Sem surpresa, Boole colocou uma forte ênfase na imitação. Os humanos são descendentes de uma longa linha de imitadores que imitam as reações de medo uns dos outros para reconhecer predadores e evitar o perigo. Hoje, essa habilidade se manifesta na empatia e em outras formas de empatia emocional que tanto fazem assistir a filmes. Sem essas habilidades, todos nós assistiríamos a filmes como sociopatas, igualmente indiferentes a matar e beijar.

Foi por meio da imitação que nossos ancestrais aprenderam a abater carne, acender fogo, fazer ferramentas de escavação, lanças e anzóis. Essas e inúmeras outras habilidades nos tornaram perfeitamente adaptados para entender os movimentos dos outros e para replicar esses movimentos por nossos músculos, tendões e articulações. Eons se passaram e hoje as estrelas de cinema exibem as mesmas habilidades, imitando os movimentos de outros primatas com uma precisão que nenhuma outra espécie animal pode alcançar.

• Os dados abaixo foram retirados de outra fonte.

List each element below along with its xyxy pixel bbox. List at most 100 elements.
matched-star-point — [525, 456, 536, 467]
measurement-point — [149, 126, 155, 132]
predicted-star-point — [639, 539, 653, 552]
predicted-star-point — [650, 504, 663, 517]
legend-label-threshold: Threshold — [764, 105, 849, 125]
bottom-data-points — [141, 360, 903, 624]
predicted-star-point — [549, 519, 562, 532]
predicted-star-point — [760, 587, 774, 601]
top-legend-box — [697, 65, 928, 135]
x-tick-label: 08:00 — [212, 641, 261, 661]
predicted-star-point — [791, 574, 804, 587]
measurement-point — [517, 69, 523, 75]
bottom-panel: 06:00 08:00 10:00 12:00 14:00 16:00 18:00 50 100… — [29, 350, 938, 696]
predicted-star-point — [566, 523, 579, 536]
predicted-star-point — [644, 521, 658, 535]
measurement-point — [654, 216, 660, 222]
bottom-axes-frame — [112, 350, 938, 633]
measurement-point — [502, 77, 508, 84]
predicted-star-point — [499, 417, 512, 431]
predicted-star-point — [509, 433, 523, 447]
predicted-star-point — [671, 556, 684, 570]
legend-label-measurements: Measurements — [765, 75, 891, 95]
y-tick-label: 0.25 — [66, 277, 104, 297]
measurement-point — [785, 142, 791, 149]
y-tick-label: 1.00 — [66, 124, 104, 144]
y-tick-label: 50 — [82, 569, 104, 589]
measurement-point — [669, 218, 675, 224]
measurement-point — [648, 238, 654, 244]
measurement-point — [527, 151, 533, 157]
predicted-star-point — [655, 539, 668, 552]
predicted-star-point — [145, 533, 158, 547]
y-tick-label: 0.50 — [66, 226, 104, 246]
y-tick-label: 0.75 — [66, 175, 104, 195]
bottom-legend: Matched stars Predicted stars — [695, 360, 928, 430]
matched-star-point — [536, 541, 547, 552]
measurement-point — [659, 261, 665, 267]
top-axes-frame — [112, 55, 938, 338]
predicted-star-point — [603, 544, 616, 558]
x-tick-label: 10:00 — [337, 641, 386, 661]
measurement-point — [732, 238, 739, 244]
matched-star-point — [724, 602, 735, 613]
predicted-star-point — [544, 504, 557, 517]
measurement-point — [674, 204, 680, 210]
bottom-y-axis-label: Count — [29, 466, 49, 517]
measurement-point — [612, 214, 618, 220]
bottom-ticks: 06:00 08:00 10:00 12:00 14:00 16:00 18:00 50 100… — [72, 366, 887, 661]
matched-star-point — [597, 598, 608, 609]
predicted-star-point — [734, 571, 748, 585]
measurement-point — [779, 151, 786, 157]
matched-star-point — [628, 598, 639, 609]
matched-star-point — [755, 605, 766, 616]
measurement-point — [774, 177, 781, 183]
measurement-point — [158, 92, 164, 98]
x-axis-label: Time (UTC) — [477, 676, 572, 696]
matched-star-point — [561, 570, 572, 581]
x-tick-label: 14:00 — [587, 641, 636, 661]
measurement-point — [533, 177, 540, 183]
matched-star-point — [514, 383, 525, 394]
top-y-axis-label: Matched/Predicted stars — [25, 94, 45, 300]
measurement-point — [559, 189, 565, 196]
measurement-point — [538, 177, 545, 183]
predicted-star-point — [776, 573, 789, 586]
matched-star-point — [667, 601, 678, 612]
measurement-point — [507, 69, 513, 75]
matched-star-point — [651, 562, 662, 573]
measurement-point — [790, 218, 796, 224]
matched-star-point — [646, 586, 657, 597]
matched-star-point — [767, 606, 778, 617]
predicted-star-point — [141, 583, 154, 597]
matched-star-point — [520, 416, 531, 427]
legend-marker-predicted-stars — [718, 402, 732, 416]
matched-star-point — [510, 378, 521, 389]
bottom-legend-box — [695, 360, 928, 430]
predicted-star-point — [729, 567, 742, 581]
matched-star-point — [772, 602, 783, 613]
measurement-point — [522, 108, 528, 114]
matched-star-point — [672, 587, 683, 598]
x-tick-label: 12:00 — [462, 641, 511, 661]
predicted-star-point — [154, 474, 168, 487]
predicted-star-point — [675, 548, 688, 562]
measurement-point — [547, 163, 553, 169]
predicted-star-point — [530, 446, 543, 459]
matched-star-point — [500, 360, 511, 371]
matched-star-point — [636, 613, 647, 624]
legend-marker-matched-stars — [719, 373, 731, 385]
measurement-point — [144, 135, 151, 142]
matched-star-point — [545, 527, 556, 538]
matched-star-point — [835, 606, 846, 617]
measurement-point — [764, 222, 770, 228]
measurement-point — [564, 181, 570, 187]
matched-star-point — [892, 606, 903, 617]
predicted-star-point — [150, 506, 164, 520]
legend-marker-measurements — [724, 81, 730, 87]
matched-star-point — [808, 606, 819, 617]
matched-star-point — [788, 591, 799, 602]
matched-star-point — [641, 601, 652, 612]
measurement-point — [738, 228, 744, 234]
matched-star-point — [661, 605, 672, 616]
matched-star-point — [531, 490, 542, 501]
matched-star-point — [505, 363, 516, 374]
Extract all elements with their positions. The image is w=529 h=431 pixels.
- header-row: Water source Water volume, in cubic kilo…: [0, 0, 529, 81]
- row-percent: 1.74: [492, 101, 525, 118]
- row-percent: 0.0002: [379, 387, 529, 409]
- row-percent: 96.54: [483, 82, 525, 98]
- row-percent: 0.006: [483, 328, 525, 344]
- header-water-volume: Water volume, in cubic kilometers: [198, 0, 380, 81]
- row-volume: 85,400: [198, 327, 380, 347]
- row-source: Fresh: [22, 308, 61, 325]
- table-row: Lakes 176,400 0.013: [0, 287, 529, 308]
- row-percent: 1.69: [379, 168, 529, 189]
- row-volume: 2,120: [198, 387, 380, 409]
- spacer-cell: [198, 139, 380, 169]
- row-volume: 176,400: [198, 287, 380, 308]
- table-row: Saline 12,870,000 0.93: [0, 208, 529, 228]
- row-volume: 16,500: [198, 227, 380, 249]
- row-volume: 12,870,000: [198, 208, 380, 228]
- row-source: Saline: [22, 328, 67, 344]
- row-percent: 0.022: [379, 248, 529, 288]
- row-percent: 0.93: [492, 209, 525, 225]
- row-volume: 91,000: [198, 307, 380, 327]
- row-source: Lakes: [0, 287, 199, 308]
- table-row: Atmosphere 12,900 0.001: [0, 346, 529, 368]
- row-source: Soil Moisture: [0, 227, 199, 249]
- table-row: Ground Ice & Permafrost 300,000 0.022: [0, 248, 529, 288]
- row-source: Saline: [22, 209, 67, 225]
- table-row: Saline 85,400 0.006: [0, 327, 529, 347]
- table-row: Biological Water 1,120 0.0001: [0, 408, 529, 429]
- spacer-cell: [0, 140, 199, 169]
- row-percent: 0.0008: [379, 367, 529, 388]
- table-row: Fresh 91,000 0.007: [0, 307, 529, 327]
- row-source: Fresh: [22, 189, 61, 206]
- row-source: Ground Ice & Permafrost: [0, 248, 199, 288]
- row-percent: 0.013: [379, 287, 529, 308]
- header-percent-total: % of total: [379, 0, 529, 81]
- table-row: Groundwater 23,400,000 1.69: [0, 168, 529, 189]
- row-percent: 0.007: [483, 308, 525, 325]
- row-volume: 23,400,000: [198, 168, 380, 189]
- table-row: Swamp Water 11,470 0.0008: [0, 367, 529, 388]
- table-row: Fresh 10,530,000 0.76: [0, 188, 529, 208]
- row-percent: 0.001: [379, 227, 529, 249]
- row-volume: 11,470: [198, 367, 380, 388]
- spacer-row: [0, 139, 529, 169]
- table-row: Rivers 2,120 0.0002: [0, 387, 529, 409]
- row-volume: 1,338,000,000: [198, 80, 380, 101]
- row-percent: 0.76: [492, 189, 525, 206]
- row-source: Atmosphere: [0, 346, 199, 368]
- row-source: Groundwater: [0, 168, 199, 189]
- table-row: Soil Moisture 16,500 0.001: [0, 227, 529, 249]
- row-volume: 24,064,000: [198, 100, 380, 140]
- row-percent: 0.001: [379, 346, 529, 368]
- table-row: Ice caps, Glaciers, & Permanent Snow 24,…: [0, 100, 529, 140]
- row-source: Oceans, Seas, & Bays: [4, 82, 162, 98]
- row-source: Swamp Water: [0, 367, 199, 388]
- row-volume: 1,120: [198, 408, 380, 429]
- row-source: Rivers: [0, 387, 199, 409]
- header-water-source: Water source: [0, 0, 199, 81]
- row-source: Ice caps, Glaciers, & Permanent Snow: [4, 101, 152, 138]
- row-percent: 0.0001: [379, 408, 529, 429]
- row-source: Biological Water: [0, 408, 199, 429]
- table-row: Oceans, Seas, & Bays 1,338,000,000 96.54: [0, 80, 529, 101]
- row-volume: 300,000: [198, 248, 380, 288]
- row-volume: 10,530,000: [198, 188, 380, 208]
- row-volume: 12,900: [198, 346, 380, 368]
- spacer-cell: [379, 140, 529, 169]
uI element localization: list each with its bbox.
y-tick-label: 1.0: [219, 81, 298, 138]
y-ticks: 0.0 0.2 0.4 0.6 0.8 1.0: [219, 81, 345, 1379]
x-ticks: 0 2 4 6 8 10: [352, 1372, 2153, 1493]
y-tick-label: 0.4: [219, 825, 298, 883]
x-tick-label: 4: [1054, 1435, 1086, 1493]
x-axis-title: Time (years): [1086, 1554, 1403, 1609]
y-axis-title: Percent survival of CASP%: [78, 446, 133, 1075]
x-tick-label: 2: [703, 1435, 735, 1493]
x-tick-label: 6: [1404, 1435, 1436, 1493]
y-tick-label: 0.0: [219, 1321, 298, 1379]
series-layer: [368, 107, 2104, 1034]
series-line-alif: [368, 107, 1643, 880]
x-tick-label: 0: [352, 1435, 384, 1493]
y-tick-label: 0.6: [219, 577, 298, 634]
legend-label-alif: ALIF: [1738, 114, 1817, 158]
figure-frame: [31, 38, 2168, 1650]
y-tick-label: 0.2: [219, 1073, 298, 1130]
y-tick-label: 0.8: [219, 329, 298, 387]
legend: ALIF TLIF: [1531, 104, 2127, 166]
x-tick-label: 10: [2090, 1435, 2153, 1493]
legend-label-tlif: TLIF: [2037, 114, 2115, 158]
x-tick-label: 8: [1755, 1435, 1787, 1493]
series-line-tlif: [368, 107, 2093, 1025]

A cultura humana, que evoluiu ao longo de milênios, não é algo que outra espécie de animal possa adotar facilmente. Podemos ficar completamente calmos de que não haverá guerra entre primatas na Terra. Para que isso comece, outras espécies animais devem passar por um processo de evolução igualmente longo. E o único macaco que realmente trava guerras neste planeta, ao que parece, está pronto para fazer de tudo para impedir que isso aconteça.